Somewhere around the second century BCE, a Roman gentleman walking through the Forum would have carried, tucked under his arm or in the folds of his toga, a pair of thin wooden boards hinged together. The boards were hollowed out slightly and filled with beeswax tinted black with soot. A stylus made of bone or bronze — pointed at one end for writing, flat at the other for erasure — hung from a cord attached to the frame. The whole thing was about the size of a modern A6 notebook.

This was the tabula cerata, the wax tablet, and it was everywhere in the Roman world. Schoolchildren learned to write on them. Merchants used them for accounts. Judges took notes. Lovers sent messages. Cicero, preparing an oration, would scratch out the key arguments on wax before he needed them. The wax was cheap, the stylus was fast, and when you no longer needed the content, the flat end of the stylus smoothed it away. The tablet was blank again, ready.

"Let your writing be done on wax, so that you may erase at will."

— Quintilian, Institutio Oratoria, c. 95 CE

Pliny the Elder, the natural historian who died watching Vesuvius erupt in 79 CE, was legendary for his note-taking habits. His nephew, Pliny the Younger, described him dictating to a secretary while being carried in a litter through Rome, writing on wax while being read to, writing at meals, writing in the bath. He slept as little as possible because sleeping was time not spent recording the world. He left behind 160 notebooks of notes — dense, compressed, cross-referenced — from which the Natural Historia was eventually compiled.

The wax tablet was his tool of first resort. Paper — papyrus at the time — was expensive and slow to prepare. Wax was immediate. You wrote the thought while it was alive, then decided later whether it was worth the expense and permanence of papyrus.

This distinction between first capture and final form is old. The Romans understood it so well they built it into their material culture. The tablet was for thinking. Papyrus was for keeping. You did not go straight to papyrus any more than you would now compose a considered essay on your first draft. You went to wax, where you could be wrong, where you could erase, where the thought could be rough and unfinished because the tablet accepted everything without judgement.

The pocket notebook inherits this role exactly. It is not the document where the final version lives. It is the surface where the thought first touches something outside your head. The wax tablet was smoothed away when it had served its purpose; the notebook page stays, but the principle is the same — you write not to preserve but to think, and the preservation is incidental.
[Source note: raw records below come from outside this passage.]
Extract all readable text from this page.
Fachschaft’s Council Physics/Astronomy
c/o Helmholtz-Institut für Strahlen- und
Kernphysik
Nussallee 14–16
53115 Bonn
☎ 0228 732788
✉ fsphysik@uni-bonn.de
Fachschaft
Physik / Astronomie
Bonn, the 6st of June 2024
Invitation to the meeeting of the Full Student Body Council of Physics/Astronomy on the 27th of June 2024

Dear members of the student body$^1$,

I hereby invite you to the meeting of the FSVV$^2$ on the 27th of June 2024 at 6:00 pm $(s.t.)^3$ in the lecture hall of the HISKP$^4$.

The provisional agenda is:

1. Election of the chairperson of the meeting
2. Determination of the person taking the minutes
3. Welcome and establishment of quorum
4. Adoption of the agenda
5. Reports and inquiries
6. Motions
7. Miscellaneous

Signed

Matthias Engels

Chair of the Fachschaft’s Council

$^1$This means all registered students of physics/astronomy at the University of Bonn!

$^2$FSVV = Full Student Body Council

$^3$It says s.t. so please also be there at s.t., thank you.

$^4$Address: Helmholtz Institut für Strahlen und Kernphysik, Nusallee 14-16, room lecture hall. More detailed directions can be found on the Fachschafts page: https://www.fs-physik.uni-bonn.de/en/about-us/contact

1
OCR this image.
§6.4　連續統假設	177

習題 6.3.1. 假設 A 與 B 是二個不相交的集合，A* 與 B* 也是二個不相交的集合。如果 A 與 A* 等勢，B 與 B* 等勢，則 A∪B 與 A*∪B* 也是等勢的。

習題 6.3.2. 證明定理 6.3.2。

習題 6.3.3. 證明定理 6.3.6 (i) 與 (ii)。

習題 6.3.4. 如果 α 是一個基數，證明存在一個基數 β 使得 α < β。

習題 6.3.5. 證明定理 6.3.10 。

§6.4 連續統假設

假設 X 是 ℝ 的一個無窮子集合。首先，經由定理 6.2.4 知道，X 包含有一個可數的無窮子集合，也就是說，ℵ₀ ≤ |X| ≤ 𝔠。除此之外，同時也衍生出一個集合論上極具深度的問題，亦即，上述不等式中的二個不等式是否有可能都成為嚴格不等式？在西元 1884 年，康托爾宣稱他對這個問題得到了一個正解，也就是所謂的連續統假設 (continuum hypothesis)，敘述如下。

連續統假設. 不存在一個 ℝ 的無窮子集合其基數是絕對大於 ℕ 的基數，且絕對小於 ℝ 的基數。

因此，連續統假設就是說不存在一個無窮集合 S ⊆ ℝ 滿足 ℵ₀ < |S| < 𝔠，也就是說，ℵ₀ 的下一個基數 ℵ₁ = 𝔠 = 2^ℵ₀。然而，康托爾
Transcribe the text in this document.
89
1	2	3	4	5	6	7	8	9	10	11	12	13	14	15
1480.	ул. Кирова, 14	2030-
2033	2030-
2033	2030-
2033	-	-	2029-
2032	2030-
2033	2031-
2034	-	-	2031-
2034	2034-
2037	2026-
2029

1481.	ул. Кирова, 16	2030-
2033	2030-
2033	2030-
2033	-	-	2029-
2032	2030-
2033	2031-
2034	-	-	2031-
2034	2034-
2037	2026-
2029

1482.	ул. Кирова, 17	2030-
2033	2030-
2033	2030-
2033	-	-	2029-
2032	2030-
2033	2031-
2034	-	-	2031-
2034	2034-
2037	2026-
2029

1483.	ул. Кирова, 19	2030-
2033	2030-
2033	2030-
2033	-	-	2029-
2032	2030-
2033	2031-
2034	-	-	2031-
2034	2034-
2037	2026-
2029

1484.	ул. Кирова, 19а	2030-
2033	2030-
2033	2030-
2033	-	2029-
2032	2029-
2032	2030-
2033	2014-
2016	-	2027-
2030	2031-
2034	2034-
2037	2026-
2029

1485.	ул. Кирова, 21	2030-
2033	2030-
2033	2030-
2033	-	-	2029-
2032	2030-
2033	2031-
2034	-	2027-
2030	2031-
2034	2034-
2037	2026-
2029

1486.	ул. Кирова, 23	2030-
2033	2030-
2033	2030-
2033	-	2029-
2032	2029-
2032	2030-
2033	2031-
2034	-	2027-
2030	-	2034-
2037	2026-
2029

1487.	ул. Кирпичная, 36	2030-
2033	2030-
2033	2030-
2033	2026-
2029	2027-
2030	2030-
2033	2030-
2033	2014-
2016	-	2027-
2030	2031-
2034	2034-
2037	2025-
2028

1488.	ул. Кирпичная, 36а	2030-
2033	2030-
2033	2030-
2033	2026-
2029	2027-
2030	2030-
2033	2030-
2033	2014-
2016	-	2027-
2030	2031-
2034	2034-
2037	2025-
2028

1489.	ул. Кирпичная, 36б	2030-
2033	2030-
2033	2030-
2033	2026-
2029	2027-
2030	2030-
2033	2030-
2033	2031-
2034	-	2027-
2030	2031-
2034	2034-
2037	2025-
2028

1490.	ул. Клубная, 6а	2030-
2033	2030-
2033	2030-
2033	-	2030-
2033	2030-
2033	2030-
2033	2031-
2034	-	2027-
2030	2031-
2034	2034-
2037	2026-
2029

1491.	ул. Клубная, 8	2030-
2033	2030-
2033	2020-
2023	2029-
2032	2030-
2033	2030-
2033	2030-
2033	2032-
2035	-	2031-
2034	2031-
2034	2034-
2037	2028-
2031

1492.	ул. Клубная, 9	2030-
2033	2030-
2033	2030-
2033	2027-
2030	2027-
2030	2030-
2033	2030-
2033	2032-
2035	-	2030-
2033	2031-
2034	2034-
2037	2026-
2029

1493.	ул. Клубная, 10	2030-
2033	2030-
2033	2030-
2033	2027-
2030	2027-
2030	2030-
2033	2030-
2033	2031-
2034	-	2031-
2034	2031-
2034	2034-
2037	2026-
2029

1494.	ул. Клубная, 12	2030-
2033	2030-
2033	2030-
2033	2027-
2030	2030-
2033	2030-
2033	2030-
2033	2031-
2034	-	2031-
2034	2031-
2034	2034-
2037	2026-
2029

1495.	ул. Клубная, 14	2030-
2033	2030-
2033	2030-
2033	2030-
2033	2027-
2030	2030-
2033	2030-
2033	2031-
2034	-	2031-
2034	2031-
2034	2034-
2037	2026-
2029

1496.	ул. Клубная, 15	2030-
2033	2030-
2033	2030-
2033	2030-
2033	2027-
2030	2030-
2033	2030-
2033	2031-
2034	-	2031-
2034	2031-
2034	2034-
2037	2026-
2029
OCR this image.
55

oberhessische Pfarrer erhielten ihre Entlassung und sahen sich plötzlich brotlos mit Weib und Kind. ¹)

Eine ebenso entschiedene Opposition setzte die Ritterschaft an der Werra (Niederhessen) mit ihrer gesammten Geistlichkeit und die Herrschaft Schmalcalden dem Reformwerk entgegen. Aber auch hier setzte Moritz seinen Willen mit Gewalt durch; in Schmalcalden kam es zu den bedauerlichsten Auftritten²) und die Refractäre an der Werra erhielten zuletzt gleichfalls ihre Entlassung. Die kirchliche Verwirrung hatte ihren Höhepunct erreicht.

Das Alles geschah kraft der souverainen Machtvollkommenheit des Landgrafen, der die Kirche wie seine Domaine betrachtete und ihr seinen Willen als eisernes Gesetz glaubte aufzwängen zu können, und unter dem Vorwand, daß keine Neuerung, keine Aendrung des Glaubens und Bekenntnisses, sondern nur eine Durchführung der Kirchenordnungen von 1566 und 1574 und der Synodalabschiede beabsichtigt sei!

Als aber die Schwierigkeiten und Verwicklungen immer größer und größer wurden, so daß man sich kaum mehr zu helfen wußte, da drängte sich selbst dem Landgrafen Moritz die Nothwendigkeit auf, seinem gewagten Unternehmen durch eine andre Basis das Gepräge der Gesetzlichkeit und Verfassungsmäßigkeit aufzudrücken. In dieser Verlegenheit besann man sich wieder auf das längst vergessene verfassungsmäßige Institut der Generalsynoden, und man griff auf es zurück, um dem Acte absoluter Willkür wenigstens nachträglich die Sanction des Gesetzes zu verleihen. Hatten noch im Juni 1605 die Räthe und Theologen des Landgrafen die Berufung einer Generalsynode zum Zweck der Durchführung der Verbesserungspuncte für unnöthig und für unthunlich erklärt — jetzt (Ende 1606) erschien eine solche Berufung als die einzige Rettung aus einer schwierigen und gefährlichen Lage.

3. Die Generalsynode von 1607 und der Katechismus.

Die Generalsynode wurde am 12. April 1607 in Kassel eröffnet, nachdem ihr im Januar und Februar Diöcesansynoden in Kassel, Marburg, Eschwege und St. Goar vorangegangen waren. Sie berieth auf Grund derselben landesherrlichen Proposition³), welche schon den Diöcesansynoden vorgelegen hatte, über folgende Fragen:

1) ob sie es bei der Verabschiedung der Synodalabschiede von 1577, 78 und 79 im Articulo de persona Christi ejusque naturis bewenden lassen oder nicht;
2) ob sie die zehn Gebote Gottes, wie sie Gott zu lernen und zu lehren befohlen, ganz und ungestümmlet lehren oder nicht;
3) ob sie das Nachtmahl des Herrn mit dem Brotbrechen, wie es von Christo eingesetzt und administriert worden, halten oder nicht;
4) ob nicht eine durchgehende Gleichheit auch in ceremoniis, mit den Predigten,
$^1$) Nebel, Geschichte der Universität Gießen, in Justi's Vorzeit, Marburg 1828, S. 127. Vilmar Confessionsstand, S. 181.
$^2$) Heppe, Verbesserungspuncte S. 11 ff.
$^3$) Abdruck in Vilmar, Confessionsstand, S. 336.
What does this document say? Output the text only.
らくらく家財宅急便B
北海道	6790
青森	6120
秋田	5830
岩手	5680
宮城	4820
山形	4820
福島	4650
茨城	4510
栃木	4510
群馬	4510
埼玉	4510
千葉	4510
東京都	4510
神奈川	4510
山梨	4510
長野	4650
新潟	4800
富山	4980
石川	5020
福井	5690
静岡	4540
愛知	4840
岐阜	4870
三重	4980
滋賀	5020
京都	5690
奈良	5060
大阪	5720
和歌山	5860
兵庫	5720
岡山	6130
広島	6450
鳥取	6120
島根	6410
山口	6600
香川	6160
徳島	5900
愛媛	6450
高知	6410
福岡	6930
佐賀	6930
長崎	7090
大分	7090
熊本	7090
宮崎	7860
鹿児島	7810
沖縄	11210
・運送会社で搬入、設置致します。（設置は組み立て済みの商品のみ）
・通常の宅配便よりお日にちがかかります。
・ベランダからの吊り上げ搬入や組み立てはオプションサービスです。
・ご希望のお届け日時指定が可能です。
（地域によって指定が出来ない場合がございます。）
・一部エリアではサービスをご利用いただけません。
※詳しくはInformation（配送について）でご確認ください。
Caesar's legions used the tabula for battle orders. The brevity required by the surface — the wax could only hold so much before it became illegible — forced commanders to compress their thinking to the essential. What needs to happen, and in what order, and who is responsible. No elaboration. No covering of options. Just the decision, written small and hard.

Two thousand years separate Pliny from the person writing in a pocket notebook on a train to work. The materials are different. The problem is identical: I have a thought. I need to hold it. What do I write it on?

The wax tablet answered that question for a thousand years. The pocket notebook has been answering it for three centuries. The answer has not changed because the problem has not changed.